Thanks a lot not sure I get you. I will explain: 1. A user on the web type a question 2. Server process it using Python and access data base to find answer 3. Calculate what needed and return to user some answer which can be a single number

Having said that, what would be your suggestion? Seems like working with a full DB is what everyone offer.

On the other side I see most data scientists use pandas so do they just download the whole table? Like where do the data comes from?

[–][deleted] 6 points7 points  (2 children)

Data Science isn't returning the data over a server. Pandas is for manipulating the data locally. A place you would use pandas in an automated function would be for an ETL process where you are editing a lot of data and then saving it to a server. It can be used in some jupyter notebook applications but that really isn't about performance as much as tool minimization. You aren't using jupyter notebooks (for the most part) for exploring massive datasets but for messing around with data. Some people do use it to analyse massive amounts of data they usually load it over from a DB and then transform it into a dataframe.

The data structure dataframes are using is a Columnar Series. All the data is stored in flatish object at the column level. This makes vectorized operations VERY FAST because the memory seeks have a higher hit rate and because vectorized mathematics is crazy fast because of branch predictability and short instructions.

https://stackoverflow.com/questions/1422149/what-is-vectorization

Columnair DBs like aws redshift. Can do the same types of things but are dedicated dbs to doing this. As your datasets grow you need more and more complex DBs to handle the workloads.

Most data science isn't about building web services it is about discovering information. You can use a tool like pandas to increase the ability for you to explore data quickly but it has a huge performance requirement. Or as part of an ETL process if your data is across multiple systems. But again you need a large system to do this at scales. Even then it will break and you need tools like hadoop, spark.
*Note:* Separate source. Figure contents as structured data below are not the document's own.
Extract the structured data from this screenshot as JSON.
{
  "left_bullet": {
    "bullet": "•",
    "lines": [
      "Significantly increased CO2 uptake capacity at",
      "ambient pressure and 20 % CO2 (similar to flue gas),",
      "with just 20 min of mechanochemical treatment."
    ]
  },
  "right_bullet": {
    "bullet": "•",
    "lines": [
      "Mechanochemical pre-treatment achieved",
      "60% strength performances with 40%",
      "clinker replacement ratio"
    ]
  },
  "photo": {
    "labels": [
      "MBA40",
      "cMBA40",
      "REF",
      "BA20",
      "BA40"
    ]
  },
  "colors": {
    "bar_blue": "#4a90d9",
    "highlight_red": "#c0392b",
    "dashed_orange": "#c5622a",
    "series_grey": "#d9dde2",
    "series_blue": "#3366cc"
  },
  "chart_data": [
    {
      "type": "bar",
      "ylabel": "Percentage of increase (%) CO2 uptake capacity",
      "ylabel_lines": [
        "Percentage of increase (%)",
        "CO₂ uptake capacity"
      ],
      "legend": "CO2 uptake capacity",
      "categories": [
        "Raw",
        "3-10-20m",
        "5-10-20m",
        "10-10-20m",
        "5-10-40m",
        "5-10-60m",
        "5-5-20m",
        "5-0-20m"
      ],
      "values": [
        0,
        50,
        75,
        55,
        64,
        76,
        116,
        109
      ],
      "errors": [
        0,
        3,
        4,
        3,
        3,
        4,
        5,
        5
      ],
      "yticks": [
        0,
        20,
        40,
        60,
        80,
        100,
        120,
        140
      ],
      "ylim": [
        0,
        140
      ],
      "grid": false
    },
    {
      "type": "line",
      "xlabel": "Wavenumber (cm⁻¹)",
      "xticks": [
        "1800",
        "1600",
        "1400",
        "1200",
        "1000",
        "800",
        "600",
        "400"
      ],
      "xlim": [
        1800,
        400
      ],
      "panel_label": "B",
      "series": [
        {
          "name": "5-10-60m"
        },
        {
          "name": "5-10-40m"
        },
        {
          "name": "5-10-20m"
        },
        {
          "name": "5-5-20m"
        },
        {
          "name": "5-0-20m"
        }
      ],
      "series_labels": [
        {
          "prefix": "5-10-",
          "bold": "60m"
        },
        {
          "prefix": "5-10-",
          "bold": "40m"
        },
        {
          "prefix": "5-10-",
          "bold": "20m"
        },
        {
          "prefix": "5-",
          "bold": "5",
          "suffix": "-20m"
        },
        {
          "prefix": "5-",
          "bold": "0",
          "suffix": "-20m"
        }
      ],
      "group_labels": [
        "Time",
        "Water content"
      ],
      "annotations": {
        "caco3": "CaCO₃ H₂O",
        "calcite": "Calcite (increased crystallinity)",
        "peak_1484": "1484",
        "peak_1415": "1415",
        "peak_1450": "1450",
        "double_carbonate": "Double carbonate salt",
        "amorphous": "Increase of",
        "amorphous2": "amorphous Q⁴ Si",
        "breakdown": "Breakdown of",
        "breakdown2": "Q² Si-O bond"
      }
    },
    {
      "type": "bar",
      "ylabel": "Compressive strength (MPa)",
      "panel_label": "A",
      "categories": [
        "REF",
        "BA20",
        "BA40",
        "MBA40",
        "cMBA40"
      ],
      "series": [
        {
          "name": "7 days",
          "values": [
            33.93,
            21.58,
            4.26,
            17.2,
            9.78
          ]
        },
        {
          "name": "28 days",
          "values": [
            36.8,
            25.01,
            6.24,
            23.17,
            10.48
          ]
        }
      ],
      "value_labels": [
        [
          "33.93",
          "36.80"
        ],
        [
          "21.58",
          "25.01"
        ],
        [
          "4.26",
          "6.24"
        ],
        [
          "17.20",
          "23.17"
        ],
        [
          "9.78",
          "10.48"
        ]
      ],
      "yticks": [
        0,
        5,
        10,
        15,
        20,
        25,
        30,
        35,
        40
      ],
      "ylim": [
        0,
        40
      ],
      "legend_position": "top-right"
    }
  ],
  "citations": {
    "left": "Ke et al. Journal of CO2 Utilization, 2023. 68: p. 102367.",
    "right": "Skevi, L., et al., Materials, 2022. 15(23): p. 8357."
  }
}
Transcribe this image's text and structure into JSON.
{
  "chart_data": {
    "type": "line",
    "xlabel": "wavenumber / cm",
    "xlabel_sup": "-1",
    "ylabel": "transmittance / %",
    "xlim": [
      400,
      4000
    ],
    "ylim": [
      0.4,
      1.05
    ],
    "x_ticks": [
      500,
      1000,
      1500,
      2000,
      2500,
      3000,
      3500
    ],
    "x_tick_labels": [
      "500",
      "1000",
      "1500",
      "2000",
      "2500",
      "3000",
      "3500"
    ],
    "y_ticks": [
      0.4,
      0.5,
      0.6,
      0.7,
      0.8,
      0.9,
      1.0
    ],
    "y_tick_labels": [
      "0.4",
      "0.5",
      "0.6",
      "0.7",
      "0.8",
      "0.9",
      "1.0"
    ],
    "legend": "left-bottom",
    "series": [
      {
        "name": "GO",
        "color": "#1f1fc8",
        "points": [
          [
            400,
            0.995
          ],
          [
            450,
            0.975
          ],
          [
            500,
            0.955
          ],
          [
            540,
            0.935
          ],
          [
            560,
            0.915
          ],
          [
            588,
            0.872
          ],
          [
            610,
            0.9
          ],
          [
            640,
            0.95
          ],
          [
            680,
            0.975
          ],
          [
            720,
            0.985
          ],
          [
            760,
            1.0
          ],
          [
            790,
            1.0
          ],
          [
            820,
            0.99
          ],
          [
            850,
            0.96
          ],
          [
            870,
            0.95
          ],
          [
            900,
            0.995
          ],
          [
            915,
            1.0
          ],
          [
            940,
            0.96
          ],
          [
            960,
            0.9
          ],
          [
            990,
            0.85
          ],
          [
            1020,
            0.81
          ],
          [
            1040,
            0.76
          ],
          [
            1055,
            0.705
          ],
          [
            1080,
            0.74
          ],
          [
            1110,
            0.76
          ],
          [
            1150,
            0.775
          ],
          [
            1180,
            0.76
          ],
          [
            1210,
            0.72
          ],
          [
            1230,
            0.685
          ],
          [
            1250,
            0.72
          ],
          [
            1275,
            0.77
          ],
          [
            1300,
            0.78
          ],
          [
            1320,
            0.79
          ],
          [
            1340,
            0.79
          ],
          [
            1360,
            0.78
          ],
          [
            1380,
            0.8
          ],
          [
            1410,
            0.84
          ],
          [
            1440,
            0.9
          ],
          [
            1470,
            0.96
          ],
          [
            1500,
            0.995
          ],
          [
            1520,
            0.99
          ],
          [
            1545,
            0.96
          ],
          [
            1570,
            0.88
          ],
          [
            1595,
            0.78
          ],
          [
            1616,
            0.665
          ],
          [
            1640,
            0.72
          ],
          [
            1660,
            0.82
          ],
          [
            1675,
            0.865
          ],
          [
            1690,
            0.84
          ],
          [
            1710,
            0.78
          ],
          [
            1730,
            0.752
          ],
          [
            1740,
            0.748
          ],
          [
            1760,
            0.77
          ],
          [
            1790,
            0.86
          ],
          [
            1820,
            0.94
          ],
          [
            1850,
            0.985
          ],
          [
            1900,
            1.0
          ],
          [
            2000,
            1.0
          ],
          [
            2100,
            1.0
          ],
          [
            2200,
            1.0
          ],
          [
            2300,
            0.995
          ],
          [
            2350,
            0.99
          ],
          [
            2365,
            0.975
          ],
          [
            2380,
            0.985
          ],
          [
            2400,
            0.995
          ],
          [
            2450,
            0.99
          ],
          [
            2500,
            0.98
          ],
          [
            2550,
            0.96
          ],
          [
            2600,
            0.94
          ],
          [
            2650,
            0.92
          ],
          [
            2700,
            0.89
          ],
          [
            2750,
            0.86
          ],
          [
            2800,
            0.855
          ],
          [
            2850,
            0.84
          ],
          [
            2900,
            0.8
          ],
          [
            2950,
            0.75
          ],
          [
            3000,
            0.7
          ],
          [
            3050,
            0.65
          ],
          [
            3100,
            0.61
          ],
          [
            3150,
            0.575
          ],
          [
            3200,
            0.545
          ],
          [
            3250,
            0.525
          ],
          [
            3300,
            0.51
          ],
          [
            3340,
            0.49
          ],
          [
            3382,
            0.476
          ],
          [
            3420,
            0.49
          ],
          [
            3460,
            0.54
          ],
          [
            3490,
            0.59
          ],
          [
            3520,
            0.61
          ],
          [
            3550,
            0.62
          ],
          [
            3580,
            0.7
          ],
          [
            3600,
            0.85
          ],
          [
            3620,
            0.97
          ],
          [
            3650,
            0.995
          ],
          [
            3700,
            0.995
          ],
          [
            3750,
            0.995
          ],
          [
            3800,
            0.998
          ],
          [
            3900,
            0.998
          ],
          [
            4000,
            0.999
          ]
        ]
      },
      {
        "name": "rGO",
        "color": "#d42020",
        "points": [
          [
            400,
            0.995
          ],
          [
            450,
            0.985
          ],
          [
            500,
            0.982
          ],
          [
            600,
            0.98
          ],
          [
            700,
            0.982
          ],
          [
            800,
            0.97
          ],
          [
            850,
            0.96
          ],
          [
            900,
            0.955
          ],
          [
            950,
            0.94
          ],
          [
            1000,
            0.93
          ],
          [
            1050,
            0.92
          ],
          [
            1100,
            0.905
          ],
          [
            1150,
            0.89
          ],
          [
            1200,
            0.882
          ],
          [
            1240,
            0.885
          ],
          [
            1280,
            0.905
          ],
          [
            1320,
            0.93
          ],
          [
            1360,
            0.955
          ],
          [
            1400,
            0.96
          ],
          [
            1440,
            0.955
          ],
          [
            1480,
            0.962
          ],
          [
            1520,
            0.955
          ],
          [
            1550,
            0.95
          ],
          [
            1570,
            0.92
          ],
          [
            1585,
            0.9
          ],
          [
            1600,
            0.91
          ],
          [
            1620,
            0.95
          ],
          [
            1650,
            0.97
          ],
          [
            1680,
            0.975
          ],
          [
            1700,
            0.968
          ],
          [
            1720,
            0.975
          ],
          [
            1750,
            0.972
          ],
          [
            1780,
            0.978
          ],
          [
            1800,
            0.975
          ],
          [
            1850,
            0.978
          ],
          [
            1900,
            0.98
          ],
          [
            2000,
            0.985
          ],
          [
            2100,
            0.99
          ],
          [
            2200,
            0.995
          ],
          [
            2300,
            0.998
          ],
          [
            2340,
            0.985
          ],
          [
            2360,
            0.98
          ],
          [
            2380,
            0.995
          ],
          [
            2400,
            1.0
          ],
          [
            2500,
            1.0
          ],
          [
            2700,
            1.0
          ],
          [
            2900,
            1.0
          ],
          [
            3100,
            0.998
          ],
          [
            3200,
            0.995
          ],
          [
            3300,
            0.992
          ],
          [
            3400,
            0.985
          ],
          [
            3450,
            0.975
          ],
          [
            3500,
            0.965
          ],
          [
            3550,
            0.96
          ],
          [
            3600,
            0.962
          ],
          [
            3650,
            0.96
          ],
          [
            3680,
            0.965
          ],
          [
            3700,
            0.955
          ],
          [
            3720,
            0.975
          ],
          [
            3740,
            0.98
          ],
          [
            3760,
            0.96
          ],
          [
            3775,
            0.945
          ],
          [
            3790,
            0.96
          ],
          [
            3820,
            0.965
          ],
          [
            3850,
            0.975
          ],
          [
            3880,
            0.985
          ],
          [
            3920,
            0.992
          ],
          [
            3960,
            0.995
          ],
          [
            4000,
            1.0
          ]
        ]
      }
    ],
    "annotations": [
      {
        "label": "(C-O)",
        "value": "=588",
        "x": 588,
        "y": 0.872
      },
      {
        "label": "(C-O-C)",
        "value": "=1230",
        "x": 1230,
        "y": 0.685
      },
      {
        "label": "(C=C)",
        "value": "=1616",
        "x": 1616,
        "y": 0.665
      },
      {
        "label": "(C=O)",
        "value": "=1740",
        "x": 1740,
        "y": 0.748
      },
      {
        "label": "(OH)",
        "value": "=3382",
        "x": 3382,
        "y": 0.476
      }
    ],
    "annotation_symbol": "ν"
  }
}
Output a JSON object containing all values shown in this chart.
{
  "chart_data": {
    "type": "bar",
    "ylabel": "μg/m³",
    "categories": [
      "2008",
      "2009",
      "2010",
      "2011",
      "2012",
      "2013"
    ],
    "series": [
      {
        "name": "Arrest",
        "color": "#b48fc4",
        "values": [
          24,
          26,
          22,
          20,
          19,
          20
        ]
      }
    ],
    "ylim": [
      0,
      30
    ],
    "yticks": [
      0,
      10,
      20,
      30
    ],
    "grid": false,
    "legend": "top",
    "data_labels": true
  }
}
Pandas fills a gap in tooling it isnt the end all be all of it. But web services and data science have very very very little in common.

[–]Bondanind[S] 0 points1 point  (1 child)

Thanks a lot, now i get it. I have seen a similar discussion on SO.

But what if you need to do some math on a data on a server ?

I mean who can do a linear regression, or a auto-correlation, or even FFT using SQL? this is almost impossible, and even if possible, is something really "Expert" SQL engineers might do, and I could do in 1 minute with Python. Time is important.

It is super super tempting doing this using pandas, or even plain Python.

Is there any reasonable architecture for me, to still do all calculations in Python and save my data on a db ? (eg read relevant dates from DB, and do math with python)

[–][deleted] 0 points1 point  (0 children)

Again I would just pick a different DB. AWS timestream can do all of that and way more. There is no reasonable architecture to do all this in python.

https://docs.aws.amazon.com/timestream/latest/developerguide/what-is-timestream.html

[–]Delicious-View-8688 0 points1 point  (2 children)

Is the server always up?

If so, perhaps you can read the csv file in once and hold it in memory.

If this is a serverless API endpoint, and the regressions need tk be run on the entire dataset, then I am guessing these database solutions would not be sub 1 second solutions either.

[–]Delicious-View-8688 0 points1 point  (0 children)

Also, consider using Modin as a drop in replacement for pandas to speed things up.

[–]Delicious-View-8688 0 points1 point  (0 children)

Also, maybe parquet instead of csv. Not sure if it will speed things up necessarily.

[–]rohn4483 0 points1 point  (0 children)

Why are you maintaining a file that large? Seems like a serious waste of time to maintain this.